Why are so many of them — particularly those last four — floundering?
Why have so many who came before them suffered with the Sabres before immediately killing it wherever they’ve gone next?
Ryan O’Reilly, Jack Eichel, Sam Reinhart, Evan Rodrigues, Brandon Montour all sipped from the Stanley Cup after leaving Buffalo. Former Sabres goaltender Linus Ullmark immediately found another level elsewhere, first winning the Vezina Trophy with the Boston Bruins and now performing like a Vezina contender with the Ottawa Senators.
It’s made it feel like the well is poisoned beneath KeyBank Center.
Rightly or wrongly, that’s how it’s perceived once again, with the team losing religiously after starting 11-9-1 and seemingly trending towards a different outcome this season.
You try to divorce this current stretch from all the ugliness that preceded it by reminding yourself this is still the youngest team in the NHL.
But it’s just not possible.
The familiar pattern the Sabres have once again fallen into slaps you as hard as Ruff’s words did Sunday night, making you feel the team is damned no matter what it chooses to do next.
Firing Ruff would be absurd after re-hiring him to replace Don Granato just eight months ago.
Would firing general manager Kevyn Adams less than four years after he replaced Jason Botterill (who replaced Tim Murray, who replaced Darcy Regier, who last managed to get the Sabres into the playoffs) change any of this?

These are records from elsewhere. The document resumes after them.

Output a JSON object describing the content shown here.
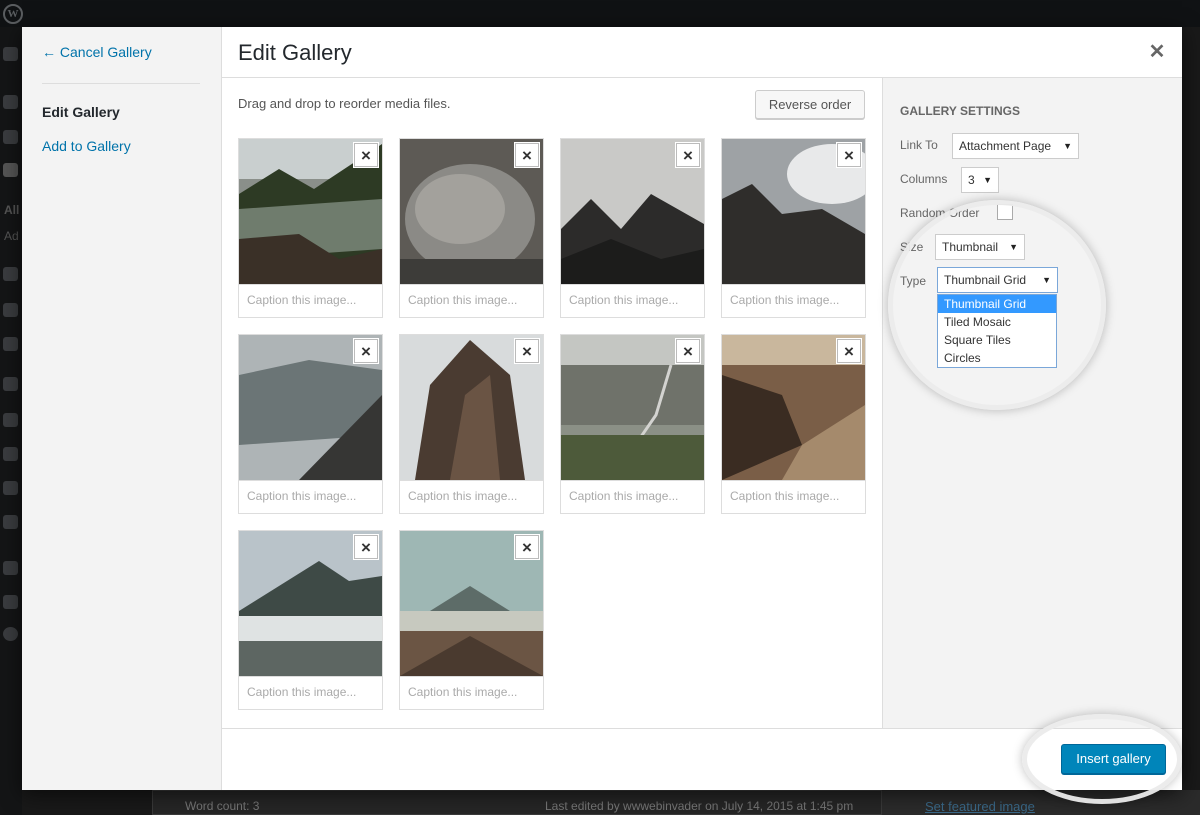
{
  "background": {
    "wp_logo": "wordpress-logo",
    "sidebar_text_1": "All",
    "sidebar_text_2": "Ad",
    "word_count": "Word count: 3",
    "last_edited": "Last edited by wwwebinvader on July 14, 2015 at 1:45 pm",
    "featured_image": "Set featured image"
  },
  "menu": {
    "cancel": "← Cancel Gallery",
    "edit_gallery": "Edit Gallery",
    "add_to_gallery": "Add to Gallery"
  },
  "header": {
    "title": "Edit Gallery",
    "close_icon": "close-icon"
  },
  "content": {
    "hint": "Drag and drop to reorder media files.",
    "reverse_order": "Reverse order",
    "remove_icon": "×",
    "items": [
      {
        "caption_placeholder": "Caption this image..."
      },
      {
        "caption_placeholder": "Caption this image..."
      },
      {
        "caption_placeholder": "Caption this image..."
      },
      {
        "caption_placeholder": "Caption this image..."
      },
      {
        "caption_placeholder": "Caption this image..."
      },
      {
        "caption_placeholder": "Caption this image..."
      },
      {
        "caption_placeholder": "Caption this image..."
      },
      {
        "caption_placeholder": "Caption this image..."
      },
      {
        "caption_placeholder": "Caption this image..."
      },
      {
        "caption_placeholder": "Caption this image..."
      }
    ]
  },
  "settings": {
    "heading": "GALLERY SETTINGS",
    "link_to_label": "Link To",
    "link_to_value": "Attachment Page",
    "columns_label": "Columns",
    "columns_value": "3",
    "random_label": "Random Order",
    "random_checked": false,
    "size_label": "Size",
    "size_value": "Thumbnail",
    "type_label": "Type",
    "type_value": "Thumbnail Grid",
    "type_options": [
      "Thumbnail Grid",
      "Tiled Mosaic",
      "Square Tiles",
      "Circles"
    ],
    "arrow": "▼"
  },
  "footer": {
    "insert": "Insert gallery"
  },
  "colors": {
    "accent": "#0073aa",
    "button_primary": "#0085ba",
    "dropdown_highlight": "#3399ff"
  }
}
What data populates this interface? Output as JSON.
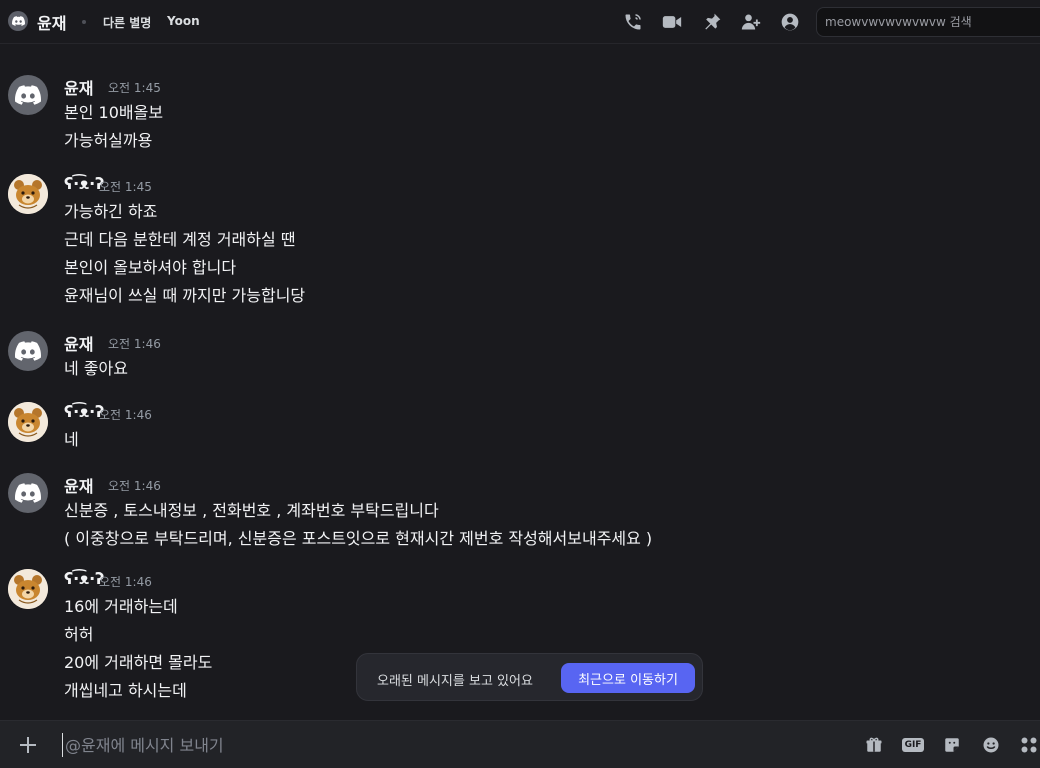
{
  "header": {
    "name": "윤재",
    "alias_label": "다른 별명",
    "alias_value": "Yoon",
    "search_placeholder": "meowvwvwvwvwvw 검색"
  },
  "messages": [
    {
      "author": "윤재",
      "time": "오전 1:45",
      "avatar": "discord",
      "lines": [
        "본인 10배올보",
        "가능허실까용"
      ]
    },
    {
      "author": "ʕ·͡ᴥ·ʔ",
      "time": "오전 1:45",
      "avatar": "bear",
      "lines": [
        "가능하긴 하죠",
        "근데 다음 분한테 계정 거래하실 땐",
        "본인이 올보하셔야 합니다",
        "윤재님이 쓰실 때 까지만 가능합니당"
      ]
    },
    {
      "author": "윤재",
      "time": "오전 1:46",
      "avatar": "discord",
      "lines": [
        "네 좋아요"
      ]
    },
    {
      "author": "ʕ·͡ᴥ·ʔ",
      "time": "오전 1:46",
      "avatar": "bear",
      "lines": [
        "네"
      ]
    },
    {
      "author": "윤재",
      "time": "오전 1:46",
      "avatar": "discord",
      "lines": [
        "신분증 , 토스내정보 , 전화번호 , 계좌번호 부탁드립니다",
        "( 이중창으로 부탁드리며, 신분증은 포스트잇으로 현재시간 제번호 작성해서보내주세요 )"
      ]
    },
    {
      "author": "ʕ·͡ᴥ·ʔ",
      "time": "오전 1:46",
      "avatar": "bear",
      "lines": [
        "16에 거래하는데",
        "허허",
        "20에 거래하면 몰라도",
        "개씹네고 하시는데"
      ]
    }
  ],
  "jump_banner": {
    "text": "오래된 메시지를 보고 있어요",
    "button": "최근으로 이동하기"
  },
  "composer": {
    "placeholder": "@윤재에 메시지 보내기",
    "gif_label": "GIF"
  },
  "colors": {
    "background": "#1a1a1e",
    "accent": "#5865f2",
    "muted": "#949ba4"
  }
}
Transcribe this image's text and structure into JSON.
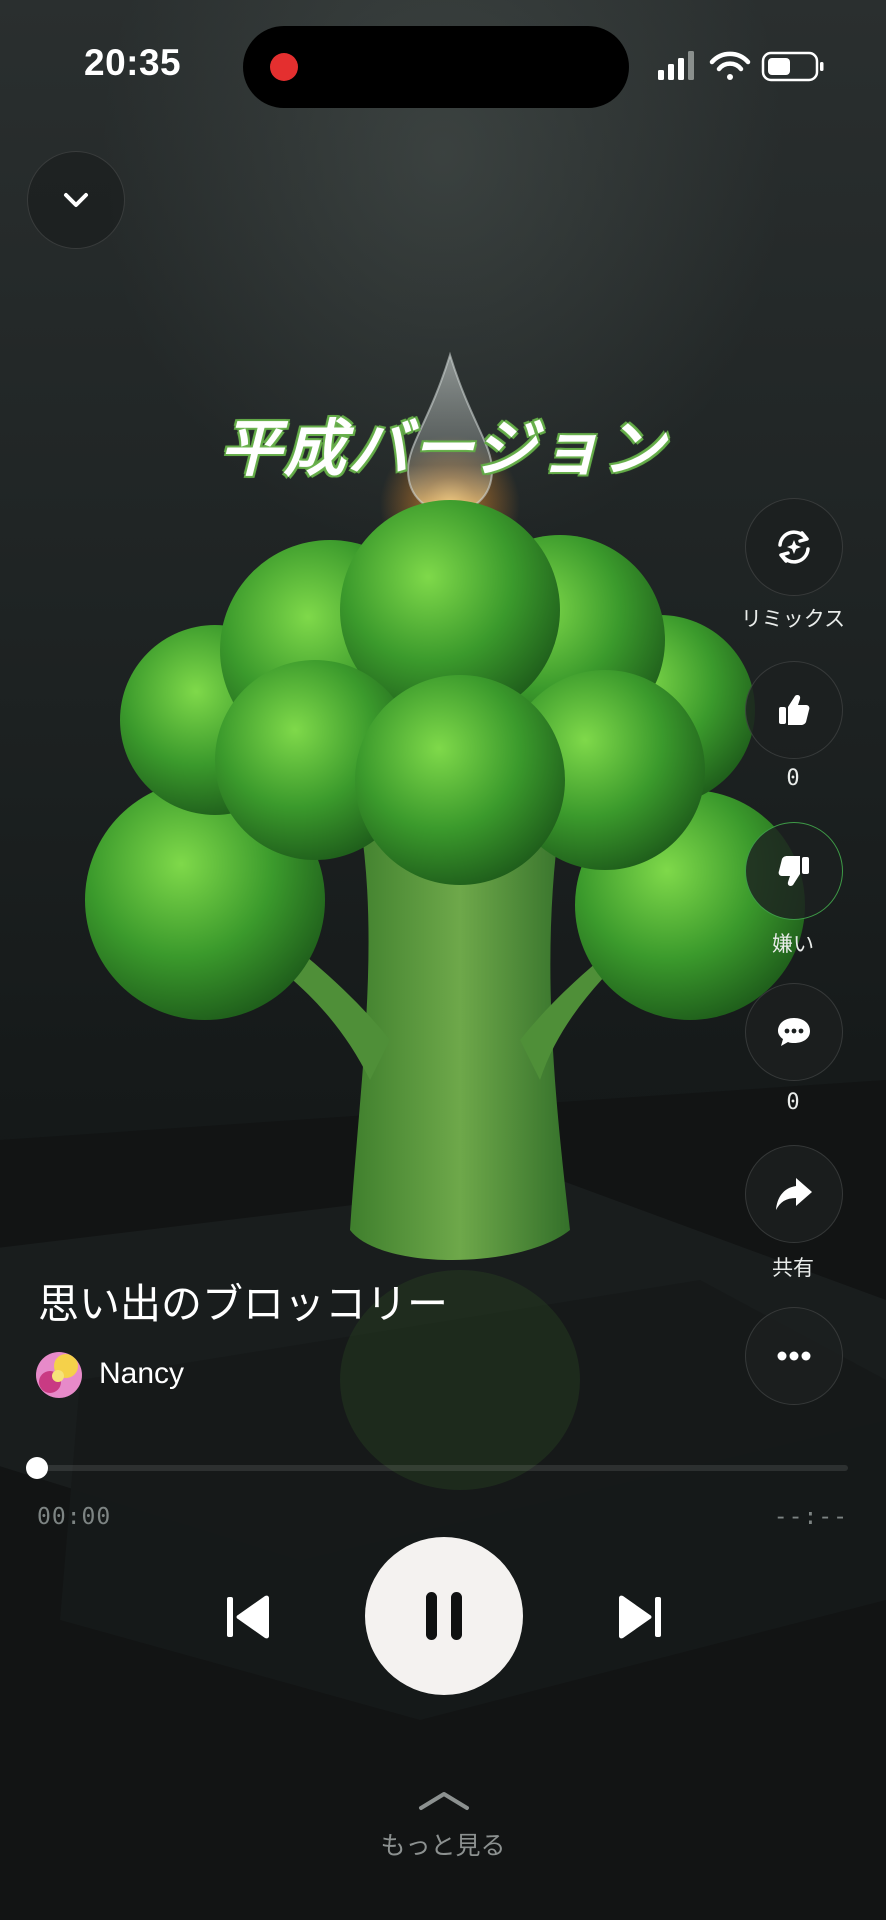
{
  "status_bar": {
    "time": "20:35"
  },
  "artwork": {
    "title_text": "平成バージョン"
  },
  "actions": {
    "remix_label": "リミックス",
    "like_count": "0",
    "dislike_label": "嫌い",
    "comment_count": "0",
    "share_label": "共有"
  },
  "song": {
    "title": "思い出のブロッコリー",
    "artist": "Nancy"
  },
  "player": {
    "current_time": "00:00",
    "duration": "--:--",
    "progress": 0.0,
    "state": "playing"
  },
  "footer": {
    "more_label": "もっと見る"
  },
  "icons": {
    "collapse": "chevron-down-icon",
    "remix": "remix-icon",
    "like": "thumbs-up-icon",
    "dislike": "thumbs-down-icon",
    "comment": "comment-icon",
    "share": "share-icon",
    "more": "more-icon",
    "prev": "skip-previous-icon",
    "pause": "pause-icon",
    "next": "skip-next-icon",
    "expand": "chevron-up-icon"
  },
  "colors": {
    "accent_green": "#4caf50",
    "record_red": "#e42f2f"
  }
}
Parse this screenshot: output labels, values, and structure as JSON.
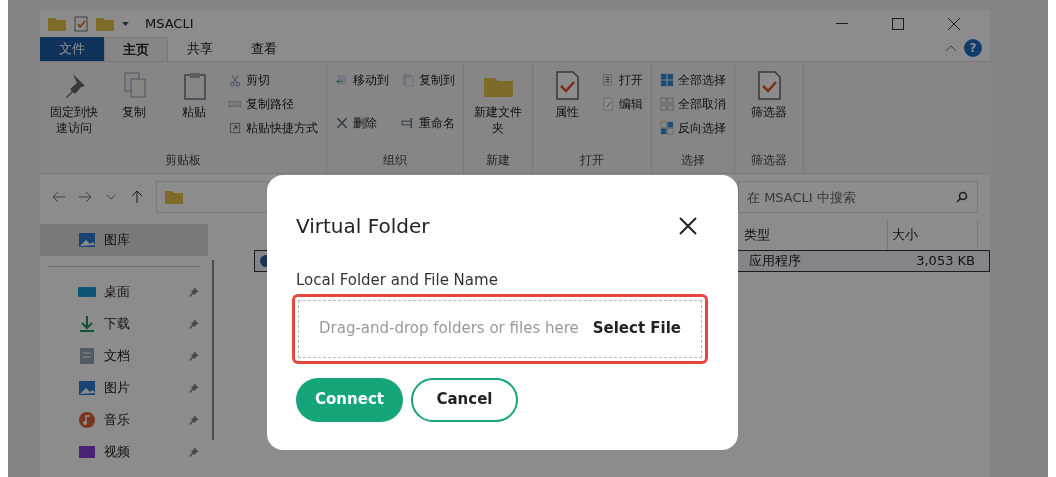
{
  "window": {
    "title": "MSACLI"
  },
  "ribbon_tabs": [
    {
      "label": "文件",
      "kind": "file",
      "selected": false
    },
    {
      "label": "主页",
      "kind": "tab",
      "selected": true
    },
    {
      "label": "共享",
      "kind": "tab",
      "selected": false
    },
    {
      "label": "查看",
      "kind": "tab",
      "selected": false
    }
  ],
  "ribbon_groups": [
    {
      "label": "剪贴板",
      "items": [
        {
          "label": "固定到快速访问",
          "kind": "big"
        },
        {
          "label": "复制",
          "kind": "big"
        },
        {
          "label": "粘贴",
          "kind": "big"
        },
        {
          "label": "剪切",
          "kind": "small"
        },
        {
          "label": "复制路径",
          "kind": "small"
        },
        {
          "label": "粘贴快捷方式",
          "kind": "small"
        }
      ]
    },
    {
      "label": "组织",
      "items": [
        {
          "label": "移动到",
          "kind": "small"
        },
        {
          "label": "复制到",
          "kind": "small"
        },
        {
          "label": "删除",
          "kind": "small"
        },
        {
          "label": "重命名",
          "kind": "small"
        }
      ]
    },
    {
      "label": "新建",
      "items": [
        {
          "label": "新建文件夹",
          "kind": "big"
        }
      ]
    },
    {
      "label": "打开",
      "items": [
        {
          "label": "属性",
          "kind": "big"
        },
        {
          "label": "打开",
          "kind": "small"
        },
        {
          "label": "编辑",
          "kind": "small"
        }
      ]
    },
    {
      "label": "选择",
      "items": [
        {
          "label": "全部选择",
          "kind": "small"
        },
        {
          "label": "全部取消",
          "kind": "small"
        },
        {
          "label": "反向选择",
          "kind": "small"
        }
      ]
    },
    {
      "label": "筛选器",
      "items": [
        {
          "label": "筛选器",
          "kind": "big"
        }
      ]
    }
  ],
  "help": "?",
  "search": {
    "placeholder": "在 MSACLI 中搜索"
  },
  "sidebar": {
    "items": [
      {
        "label": "图库",
        "selected": true,
        "pinned": false
      },
      {
        "label": "桌面",
        "selected": false,
        "pinned": true
      },
      {
        "label": "下载",
        "selected": false,
        "pinned": true
      },
      {
        "label": "文档",
        "selected": false,
        "pinned": true
      },
      {
        "label": "图片",
        "selected": false,
        "pinned": true
      },
      {
        "label": "音乐",
        "selected": false,
        "pinned": true
      },
      {
        "label": "视频",
        "selected": false,
        "pinned": true
      }
    ]
  },
  "table": {
    "columns": [
      "类型",
      "大小"
    ],
    "rows": [
      {
        "cells": [
          "应用程序",
          "3,053 KB"
        ],
        "selected": true
      }
    ]
  },
  "dialog": {
    "title": "Virtual Folder",
    "field_label": "Local Folder and File Name",
    "drop_placeholder": "Drag-and-drop folders or files here",
    "select_button": "Select File",
    "highlighted": true,
    "buttons": [
      {
        "label": "Connect",
        "kind": "primary"
      },
      {
        "label": "Cancel",
        "kind": "secondary"
      }
    ]
  }
}
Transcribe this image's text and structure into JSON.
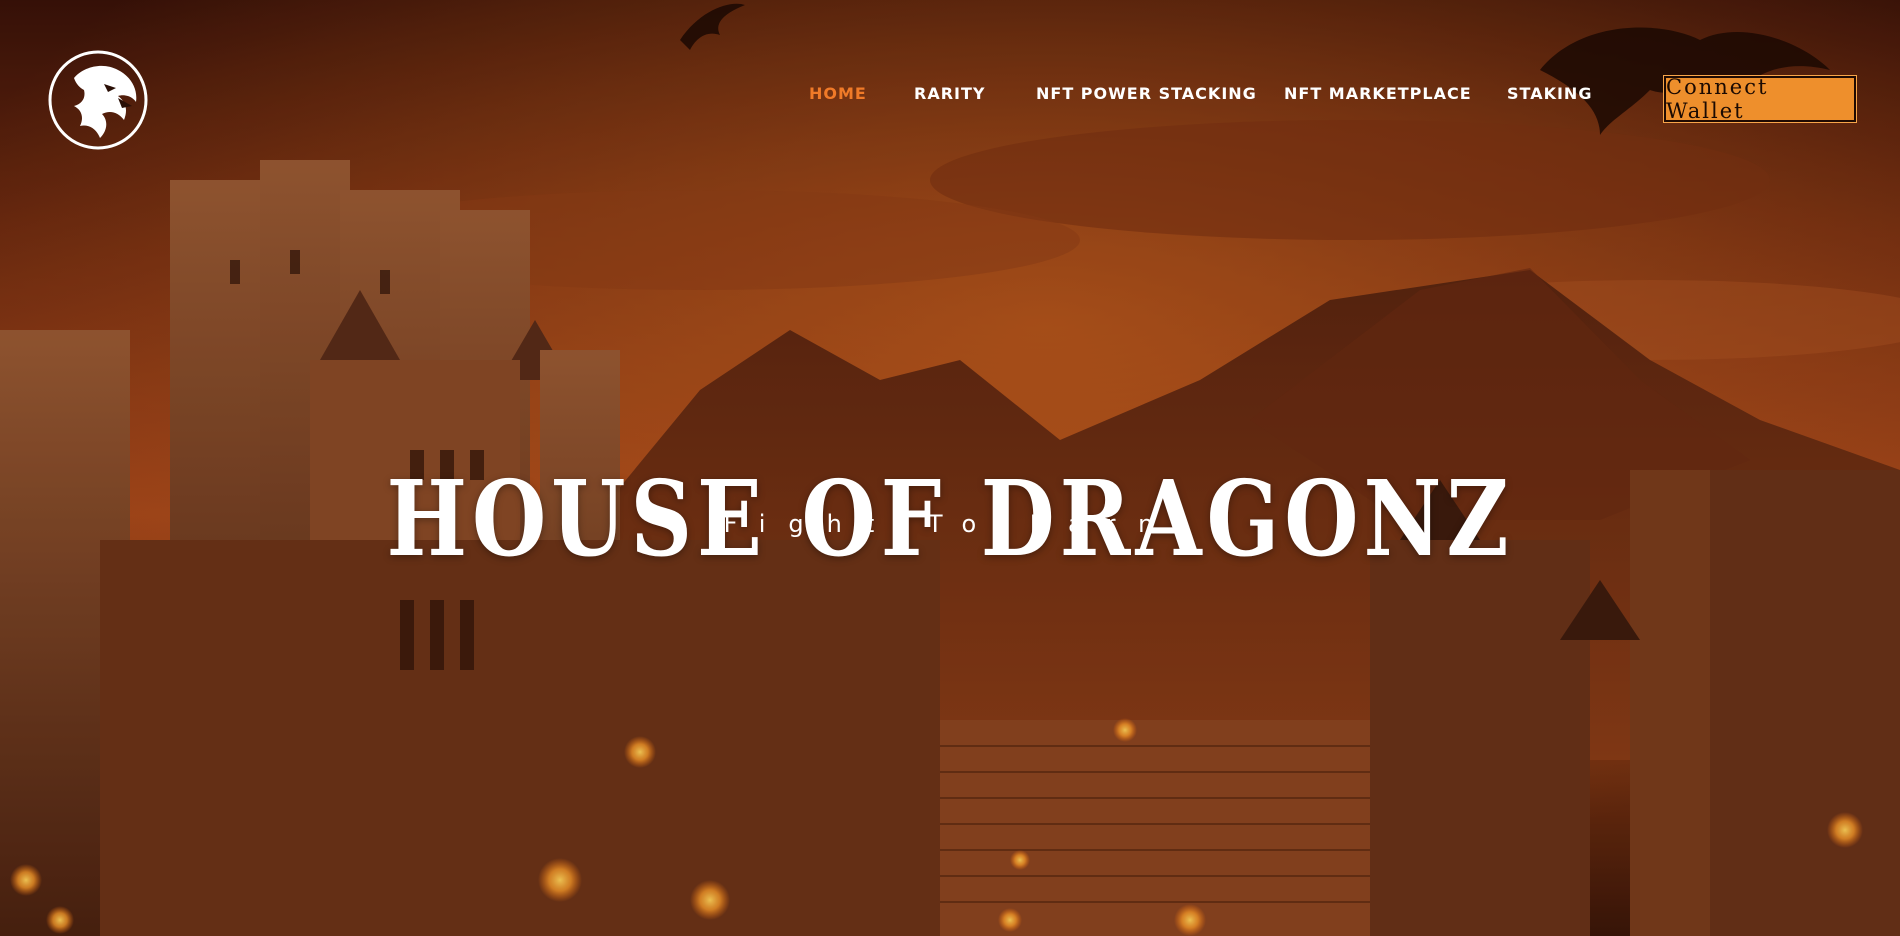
{
  "brand": {
    "logo_text": "House Of Dragonz",
    "icon": "dragon-head-icon"
  },
  "nav": {
    "items": [
      {
        "label": "HOME",
        "active": true
      },
      {
        "label": "RARITY",
        "active": false
      },
      {
        "label": "NFT POWER STACKING",
        "active": false
      },
      {
        "label": "NFT MARKETPLACE",
        "active": false
      },
      {
        "label": "STAKING",
        "active": false
      }
    ]
  },
  "actions": {
    "connect_wallet": "Connect Wallet"
  },
  "hero": {
    "title": "HOUSE OF DRAGONZ",
    "subtitle": "Fight To Earn"
  },
  "colors": {
    "accent": "#f07a28",
    "button": "#ee8f2c",
    "text": "#ffffff"
  }
}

We don’t believe Pegula thinks it would.
Is the problem above Adams? It’s hard to believe that, considering the Buffalo Bills are thriving under Pegula’s ownership.
As for the players, Adams will have to be cautious about selling some off — like Cozens, who’s regressed over the last two seasons but showed great promise scoring 31 goals and 68 points in the 2022-23 season and he’ll have to think about buying some.
Byram and Nicolas Aube-Kubel have Cup-winning experience, but this team could probably benefit from adding some more established veteran presence around its young nucleus.
If the Sabres are going to avoid mistakes buying or selling, they’re going to have to first dig themselves out of this current hole, from which they hold no leverage.
Ruff can’t do it for them, which is part of what makes this situation harder than any he’s faced in all his time as an NHL head coach.
And if the team can’t find a way to completely reverse this together, it’s hard to pinpoint where it goes from here.
To think the direction could be further down after everything the Sabres have been through over the last decade-plus is harrowing. To think that might be the direction they need to go in before finally resurging has to be downright depressing for their long-suffering — and notoriously very supportive — fans.
They were probably not all that surprised by the outcome of Sunday’s game, but Ruff’s post-game presser and news of Pegula’s impromptu trip north Monday had to be jarring to them.
It was to us because we didn’t think at the start of the season that things could be as dire for the Sabres as they appeared on Sunday.